= Ibn Muṭarrif al-Ṭarafī =

Abū ʿAbdallāh Muḥammad ibn Aḥmad ibn Muṭarrif al-Kinānī al-Ṭarafī (born Cordova 386 AH / 997 CE, d. 454 AH / 1062 CE) was a prominent Andalusi scholar, noted today particularly for a book of stories about the Islamic prophets.

==Life==
According to Ibn al-Jazarī, al-Ṭarafī was imām in the Cordova mosque Ṭarafa, and it was this role that gave him his epithet.

==Works==
Al-Ṭarafī is known to have composed Sharḥ qaṣāʾid fī l-qirāʾāt; Kitāb al-Qurṭayn, which gathers passages from Ibn Qutayba's Kitāb mushkil al-Qurʾān and Kitāb ghafīb al-Qurʾān and arranges them to be in the same order as the relevant Qurʾān chapters; and an abridgement of the Tafsīr al-Ṭabarī.

He is best known today, however, for his Tārīkh al-Rusul wa al-Mulūk, a collection of biographies of the Islamic prophets, an early example of the genre known in Arabic as qiṣaṣ al-anbiyāʾ. Unlike some qiṣaṣ al-anbiyāʾ, al-Ṭarafī's does not attempt to put the figures it discusses into historical chronological order, but rather in order of appearance in the Qurʾān, starting with twenty-four mentioned by name and proceeding to seven to whom be believed it alludes, and excluding figures mentioned in the Qurʾān who he thought not to have prophetic status (such as Dhū al-Qarnayn).

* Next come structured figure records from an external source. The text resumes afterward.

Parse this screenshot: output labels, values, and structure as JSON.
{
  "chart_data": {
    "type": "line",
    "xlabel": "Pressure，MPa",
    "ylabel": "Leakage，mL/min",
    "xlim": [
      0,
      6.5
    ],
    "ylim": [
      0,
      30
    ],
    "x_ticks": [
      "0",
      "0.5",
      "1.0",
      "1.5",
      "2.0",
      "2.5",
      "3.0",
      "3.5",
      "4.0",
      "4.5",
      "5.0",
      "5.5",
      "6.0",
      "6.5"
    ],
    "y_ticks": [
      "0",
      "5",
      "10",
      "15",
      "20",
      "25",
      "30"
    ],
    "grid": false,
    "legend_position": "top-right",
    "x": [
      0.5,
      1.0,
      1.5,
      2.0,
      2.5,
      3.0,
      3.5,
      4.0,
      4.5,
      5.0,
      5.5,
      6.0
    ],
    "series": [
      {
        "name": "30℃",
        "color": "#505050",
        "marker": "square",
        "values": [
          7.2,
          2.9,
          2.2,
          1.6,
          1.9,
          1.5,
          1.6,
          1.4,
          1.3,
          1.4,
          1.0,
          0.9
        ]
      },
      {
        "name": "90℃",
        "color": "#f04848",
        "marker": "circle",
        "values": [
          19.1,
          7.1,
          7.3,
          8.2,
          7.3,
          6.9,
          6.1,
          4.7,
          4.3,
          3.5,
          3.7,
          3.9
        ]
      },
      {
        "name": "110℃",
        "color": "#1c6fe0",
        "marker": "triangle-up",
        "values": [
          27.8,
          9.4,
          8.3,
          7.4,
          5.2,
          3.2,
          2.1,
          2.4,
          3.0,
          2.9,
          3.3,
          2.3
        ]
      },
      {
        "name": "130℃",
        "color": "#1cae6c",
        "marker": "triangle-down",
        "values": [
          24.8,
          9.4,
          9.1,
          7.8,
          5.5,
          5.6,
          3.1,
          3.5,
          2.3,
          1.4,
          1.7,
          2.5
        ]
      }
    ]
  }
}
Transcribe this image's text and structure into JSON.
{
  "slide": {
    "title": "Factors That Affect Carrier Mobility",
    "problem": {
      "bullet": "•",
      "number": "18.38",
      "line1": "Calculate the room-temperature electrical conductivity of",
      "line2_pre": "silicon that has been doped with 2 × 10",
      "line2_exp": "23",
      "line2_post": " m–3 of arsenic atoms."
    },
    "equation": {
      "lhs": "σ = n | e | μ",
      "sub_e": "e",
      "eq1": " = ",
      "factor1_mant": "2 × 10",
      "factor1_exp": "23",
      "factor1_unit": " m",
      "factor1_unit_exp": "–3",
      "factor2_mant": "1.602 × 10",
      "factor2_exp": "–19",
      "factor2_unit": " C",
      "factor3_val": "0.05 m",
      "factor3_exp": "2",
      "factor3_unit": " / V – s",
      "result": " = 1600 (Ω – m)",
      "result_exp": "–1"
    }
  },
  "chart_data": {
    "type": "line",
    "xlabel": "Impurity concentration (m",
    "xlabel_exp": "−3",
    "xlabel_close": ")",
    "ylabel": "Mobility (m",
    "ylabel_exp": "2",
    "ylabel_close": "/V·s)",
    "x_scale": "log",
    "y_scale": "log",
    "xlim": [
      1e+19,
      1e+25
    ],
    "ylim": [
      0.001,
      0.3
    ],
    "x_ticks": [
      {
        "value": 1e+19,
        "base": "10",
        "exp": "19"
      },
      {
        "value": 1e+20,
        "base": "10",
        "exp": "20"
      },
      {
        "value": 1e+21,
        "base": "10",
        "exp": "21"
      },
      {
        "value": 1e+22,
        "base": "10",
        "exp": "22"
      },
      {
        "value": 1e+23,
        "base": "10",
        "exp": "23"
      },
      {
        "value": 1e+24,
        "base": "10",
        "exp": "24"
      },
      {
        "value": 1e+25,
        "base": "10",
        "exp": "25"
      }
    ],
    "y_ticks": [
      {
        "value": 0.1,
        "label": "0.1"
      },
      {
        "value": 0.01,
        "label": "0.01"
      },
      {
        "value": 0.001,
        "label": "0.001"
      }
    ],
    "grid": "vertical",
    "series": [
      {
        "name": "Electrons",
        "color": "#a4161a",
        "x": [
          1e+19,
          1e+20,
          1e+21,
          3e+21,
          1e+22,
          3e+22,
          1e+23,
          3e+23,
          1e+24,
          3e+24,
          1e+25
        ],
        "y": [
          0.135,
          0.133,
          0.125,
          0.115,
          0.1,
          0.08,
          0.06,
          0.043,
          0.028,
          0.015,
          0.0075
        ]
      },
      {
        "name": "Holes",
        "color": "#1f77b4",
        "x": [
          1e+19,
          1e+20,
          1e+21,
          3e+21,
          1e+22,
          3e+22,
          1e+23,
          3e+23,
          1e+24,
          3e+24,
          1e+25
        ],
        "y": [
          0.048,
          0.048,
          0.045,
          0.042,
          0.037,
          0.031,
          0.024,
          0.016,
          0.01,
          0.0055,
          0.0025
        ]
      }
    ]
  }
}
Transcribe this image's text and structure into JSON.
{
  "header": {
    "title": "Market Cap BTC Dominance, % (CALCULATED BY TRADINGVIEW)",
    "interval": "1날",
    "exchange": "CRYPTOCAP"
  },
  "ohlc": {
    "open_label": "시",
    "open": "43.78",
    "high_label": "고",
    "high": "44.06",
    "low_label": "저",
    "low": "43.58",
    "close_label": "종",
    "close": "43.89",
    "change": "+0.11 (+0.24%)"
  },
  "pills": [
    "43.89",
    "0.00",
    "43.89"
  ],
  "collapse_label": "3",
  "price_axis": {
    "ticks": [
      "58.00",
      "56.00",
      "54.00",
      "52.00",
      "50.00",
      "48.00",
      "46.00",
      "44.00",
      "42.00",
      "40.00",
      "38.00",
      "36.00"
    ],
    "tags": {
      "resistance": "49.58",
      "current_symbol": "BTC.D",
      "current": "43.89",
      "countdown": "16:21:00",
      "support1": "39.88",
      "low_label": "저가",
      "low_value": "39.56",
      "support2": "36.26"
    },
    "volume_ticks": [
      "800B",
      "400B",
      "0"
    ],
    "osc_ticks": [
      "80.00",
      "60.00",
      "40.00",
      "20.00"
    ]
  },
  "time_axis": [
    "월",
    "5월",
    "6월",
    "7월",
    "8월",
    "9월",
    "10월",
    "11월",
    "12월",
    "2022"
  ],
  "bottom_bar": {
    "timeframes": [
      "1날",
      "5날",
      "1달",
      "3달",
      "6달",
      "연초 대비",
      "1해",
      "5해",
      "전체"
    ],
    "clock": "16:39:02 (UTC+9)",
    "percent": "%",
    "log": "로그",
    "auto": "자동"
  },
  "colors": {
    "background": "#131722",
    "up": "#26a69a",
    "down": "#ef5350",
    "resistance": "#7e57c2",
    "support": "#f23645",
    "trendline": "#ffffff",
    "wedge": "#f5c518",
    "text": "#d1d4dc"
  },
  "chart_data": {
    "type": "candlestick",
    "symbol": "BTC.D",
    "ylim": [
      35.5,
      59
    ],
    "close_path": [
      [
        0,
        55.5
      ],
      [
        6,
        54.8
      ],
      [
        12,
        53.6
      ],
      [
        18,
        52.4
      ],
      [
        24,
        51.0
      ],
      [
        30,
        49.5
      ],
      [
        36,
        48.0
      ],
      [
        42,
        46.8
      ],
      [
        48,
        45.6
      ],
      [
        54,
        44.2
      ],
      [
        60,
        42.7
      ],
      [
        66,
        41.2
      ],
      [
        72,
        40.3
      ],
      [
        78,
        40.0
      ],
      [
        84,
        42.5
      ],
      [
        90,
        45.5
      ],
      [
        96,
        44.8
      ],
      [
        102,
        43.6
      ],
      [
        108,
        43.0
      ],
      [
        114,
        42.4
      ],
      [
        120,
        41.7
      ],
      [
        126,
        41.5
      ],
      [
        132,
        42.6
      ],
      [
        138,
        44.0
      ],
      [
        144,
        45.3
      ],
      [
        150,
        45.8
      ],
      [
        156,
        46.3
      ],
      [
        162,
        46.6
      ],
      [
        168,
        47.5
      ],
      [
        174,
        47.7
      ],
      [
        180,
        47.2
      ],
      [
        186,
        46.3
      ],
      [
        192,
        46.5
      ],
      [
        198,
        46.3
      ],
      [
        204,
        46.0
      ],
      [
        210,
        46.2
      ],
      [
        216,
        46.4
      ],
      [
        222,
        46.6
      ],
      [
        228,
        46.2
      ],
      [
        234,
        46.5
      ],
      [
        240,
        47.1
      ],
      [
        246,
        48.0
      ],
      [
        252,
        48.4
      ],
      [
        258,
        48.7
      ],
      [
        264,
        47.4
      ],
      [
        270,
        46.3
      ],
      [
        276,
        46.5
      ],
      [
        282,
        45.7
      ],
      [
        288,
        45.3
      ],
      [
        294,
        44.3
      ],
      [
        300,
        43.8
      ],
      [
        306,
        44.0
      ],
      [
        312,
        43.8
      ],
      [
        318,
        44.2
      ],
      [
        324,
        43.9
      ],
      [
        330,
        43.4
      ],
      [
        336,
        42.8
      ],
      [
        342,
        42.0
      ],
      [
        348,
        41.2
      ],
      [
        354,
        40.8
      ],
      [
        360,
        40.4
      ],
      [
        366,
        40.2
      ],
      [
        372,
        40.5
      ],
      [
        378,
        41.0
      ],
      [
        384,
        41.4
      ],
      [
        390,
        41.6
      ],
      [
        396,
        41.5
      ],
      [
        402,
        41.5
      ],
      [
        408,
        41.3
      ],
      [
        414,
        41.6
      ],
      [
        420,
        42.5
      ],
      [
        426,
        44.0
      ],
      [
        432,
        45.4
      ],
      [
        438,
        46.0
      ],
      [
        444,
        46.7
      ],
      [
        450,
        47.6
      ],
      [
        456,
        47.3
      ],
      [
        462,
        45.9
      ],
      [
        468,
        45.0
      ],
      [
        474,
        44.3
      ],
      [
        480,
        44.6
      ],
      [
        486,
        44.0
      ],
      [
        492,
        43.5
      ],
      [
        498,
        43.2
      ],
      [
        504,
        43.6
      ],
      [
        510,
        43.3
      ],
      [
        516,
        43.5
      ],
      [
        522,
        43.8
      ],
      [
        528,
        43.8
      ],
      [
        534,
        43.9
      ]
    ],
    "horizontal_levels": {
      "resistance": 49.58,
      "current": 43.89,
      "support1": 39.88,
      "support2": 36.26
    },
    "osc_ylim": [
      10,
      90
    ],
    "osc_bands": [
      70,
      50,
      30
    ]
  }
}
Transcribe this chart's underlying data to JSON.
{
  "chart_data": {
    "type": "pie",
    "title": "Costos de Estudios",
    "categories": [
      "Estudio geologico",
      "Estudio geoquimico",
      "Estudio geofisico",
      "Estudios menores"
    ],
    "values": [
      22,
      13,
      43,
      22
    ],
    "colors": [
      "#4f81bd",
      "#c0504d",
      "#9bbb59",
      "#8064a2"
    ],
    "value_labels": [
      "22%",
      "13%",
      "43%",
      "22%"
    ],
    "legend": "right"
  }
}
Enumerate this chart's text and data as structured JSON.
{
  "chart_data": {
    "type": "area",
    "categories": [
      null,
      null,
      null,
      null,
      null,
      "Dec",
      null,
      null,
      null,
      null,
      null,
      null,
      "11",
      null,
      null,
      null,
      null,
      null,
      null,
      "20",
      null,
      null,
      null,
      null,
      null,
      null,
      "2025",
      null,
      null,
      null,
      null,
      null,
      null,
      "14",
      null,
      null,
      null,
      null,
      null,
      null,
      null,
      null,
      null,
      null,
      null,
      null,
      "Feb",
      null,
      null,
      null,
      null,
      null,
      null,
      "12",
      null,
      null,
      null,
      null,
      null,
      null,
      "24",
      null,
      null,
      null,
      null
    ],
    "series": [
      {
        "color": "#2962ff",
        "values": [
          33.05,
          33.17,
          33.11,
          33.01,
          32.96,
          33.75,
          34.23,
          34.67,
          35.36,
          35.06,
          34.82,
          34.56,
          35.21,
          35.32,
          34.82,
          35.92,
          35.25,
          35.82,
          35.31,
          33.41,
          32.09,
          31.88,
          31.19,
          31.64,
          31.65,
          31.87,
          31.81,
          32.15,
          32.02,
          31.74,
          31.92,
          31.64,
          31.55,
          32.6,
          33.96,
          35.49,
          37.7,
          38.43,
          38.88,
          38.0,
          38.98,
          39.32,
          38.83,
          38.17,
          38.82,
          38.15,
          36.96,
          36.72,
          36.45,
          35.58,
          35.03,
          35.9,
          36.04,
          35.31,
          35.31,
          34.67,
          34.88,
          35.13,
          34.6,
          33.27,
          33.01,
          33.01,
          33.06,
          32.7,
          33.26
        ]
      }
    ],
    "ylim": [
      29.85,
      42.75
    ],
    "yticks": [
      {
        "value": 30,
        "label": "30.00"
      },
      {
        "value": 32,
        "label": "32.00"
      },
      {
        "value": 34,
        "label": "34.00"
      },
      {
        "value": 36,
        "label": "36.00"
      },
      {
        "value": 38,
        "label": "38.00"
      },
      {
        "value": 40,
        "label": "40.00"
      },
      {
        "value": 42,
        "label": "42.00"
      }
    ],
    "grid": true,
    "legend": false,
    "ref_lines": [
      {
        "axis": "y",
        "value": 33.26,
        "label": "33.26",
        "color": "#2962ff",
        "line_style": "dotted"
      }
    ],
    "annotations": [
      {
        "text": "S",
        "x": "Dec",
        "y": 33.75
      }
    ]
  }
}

He adhered closely to Sunnite exegetical tradition. His numerous sources included now-lost works: Wahb ibn Munabbih's Kitāb zabūr Dāwūd (Book of the Psalms of David) and the otherwise unknown qiṣaṣ al-anbiyāʾ collection written by one Aḥmad ibn Khālid, along with (directly or indirectly) Isḥāq ibn Bishr's Mubtadaʾ, at least one unidentified Qurʾān commentary, and other sources besides.

==Editions and translations==
- Roberto Tottoli, "Le Qiṣaṣ al-Anbiyāʾ di Ṭarafi" (PhD thesis, Istituto Universitario Orientale, Naples, 1996).